文楽公演3部「平家女護島」「伊達娘恋緋鹿子」を観に行った。
文楽によく出てくるキーワードの中には、現代の日本語とは少し意味が違うかな……という言葉も結構ある。


その一つが「未来」だ。
以下引用文は「伊達娘恋緋鹿子」のお七の言葉より。

死なば一緒と言ひ交はした私を捨てて死なうとは胴欲なむごたらしい。別れ別れに死ぬるとも、未来はやつぱり変わらぬ女夫、言うた詞違やうか

お七の言う「未来」は、私たちが「明るい未来」というように使う意味ではない。「未来世」、つまり死後の世界のことである。
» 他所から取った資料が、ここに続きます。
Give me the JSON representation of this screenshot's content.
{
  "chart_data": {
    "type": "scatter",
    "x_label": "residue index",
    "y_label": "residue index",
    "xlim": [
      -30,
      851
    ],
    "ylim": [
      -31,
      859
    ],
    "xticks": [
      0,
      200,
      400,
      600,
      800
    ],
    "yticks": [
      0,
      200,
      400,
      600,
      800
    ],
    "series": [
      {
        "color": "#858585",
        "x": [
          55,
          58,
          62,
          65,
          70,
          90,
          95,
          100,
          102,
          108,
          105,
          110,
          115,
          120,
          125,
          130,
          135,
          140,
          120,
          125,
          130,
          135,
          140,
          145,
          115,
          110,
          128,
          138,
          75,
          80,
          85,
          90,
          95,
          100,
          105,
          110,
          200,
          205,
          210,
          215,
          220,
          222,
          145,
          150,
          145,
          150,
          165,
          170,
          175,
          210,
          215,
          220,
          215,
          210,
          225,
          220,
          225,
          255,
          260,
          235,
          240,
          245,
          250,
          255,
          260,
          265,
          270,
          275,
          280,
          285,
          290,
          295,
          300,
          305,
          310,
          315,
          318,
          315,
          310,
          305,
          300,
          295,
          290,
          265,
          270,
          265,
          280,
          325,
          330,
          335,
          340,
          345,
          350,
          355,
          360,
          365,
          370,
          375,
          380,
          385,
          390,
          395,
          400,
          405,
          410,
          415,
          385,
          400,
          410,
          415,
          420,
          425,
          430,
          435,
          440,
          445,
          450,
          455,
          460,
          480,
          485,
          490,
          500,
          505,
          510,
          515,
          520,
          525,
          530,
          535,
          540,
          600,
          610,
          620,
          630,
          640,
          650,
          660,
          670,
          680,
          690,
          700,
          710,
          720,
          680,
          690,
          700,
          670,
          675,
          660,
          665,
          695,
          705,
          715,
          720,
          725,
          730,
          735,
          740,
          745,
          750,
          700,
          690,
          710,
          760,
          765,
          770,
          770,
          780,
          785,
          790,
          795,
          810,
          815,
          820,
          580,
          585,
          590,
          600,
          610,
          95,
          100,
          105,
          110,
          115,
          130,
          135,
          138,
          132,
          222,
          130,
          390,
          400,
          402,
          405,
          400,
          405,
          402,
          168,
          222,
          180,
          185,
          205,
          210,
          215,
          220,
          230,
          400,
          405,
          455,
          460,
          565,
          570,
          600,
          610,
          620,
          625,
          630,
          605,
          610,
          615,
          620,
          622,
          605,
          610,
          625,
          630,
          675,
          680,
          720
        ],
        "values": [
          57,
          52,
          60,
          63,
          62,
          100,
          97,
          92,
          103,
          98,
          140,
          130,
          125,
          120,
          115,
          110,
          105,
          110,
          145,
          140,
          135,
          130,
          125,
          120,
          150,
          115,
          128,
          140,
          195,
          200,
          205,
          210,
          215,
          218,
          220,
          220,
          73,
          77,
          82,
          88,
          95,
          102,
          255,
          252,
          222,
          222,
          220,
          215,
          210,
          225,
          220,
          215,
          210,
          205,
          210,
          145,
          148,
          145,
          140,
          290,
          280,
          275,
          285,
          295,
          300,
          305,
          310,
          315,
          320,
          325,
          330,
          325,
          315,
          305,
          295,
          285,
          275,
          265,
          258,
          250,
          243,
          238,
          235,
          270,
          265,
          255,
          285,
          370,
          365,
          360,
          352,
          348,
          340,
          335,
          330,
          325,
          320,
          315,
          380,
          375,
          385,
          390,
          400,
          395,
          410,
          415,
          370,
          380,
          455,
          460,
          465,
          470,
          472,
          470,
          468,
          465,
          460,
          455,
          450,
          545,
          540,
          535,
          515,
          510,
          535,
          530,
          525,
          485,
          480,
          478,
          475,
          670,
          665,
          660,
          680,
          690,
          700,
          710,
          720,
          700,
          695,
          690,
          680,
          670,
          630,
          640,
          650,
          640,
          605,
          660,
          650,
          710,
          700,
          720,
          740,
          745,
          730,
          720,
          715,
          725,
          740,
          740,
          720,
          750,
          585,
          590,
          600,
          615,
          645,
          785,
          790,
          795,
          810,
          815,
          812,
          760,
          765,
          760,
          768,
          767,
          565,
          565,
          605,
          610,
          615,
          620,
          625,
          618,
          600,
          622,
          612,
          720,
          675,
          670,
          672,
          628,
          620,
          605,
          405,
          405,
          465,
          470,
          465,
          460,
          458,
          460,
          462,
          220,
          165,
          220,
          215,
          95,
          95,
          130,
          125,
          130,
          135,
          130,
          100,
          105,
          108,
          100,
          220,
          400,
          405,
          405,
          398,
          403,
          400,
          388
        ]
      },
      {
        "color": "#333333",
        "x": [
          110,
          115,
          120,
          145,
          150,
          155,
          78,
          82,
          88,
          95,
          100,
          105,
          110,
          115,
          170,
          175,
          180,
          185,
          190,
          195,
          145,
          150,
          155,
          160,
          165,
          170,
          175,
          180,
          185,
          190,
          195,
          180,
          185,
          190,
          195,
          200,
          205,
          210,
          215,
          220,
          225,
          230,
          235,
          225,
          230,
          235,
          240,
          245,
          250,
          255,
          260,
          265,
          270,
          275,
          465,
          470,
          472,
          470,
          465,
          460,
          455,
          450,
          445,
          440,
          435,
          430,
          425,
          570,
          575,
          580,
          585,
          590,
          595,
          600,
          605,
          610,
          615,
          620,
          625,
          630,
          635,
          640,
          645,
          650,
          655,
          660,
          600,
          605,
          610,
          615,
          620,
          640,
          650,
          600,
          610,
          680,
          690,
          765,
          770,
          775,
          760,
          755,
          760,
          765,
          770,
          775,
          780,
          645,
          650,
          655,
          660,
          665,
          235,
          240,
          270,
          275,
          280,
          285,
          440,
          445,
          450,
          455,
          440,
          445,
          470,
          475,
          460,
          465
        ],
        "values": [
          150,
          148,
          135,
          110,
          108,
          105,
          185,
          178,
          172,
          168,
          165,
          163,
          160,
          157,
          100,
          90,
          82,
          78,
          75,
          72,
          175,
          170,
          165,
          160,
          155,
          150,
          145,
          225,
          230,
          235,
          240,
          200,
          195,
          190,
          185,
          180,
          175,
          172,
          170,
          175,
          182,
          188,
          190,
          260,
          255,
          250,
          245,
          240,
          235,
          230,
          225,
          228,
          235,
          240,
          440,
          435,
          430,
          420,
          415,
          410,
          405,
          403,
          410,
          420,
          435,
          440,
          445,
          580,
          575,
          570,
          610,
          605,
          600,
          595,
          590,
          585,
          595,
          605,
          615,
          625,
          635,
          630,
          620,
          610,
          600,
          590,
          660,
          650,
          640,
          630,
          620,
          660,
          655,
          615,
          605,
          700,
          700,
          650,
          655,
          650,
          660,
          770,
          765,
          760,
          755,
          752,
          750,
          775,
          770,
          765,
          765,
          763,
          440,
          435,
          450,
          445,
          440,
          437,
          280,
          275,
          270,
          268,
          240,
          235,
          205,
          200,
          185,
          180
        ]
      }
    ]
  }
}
この時代にも、これから起きる世界という意味で「未来」が使われることはあったようである。

ただ文楽、浄瑠璃作品での「未来」は圧倒的に死後の世界を指しているのではないだろうか……。

いい加減なダメ男が、恋人には今を誓い、妻には未来、死後の世界で一緒……と誓う作品もあったような気がする。


今、日本の政治家が「皆さんの未来のために」とか抜け抜けと言っているのは、果たしてどちらの意味での未来なのだろうか?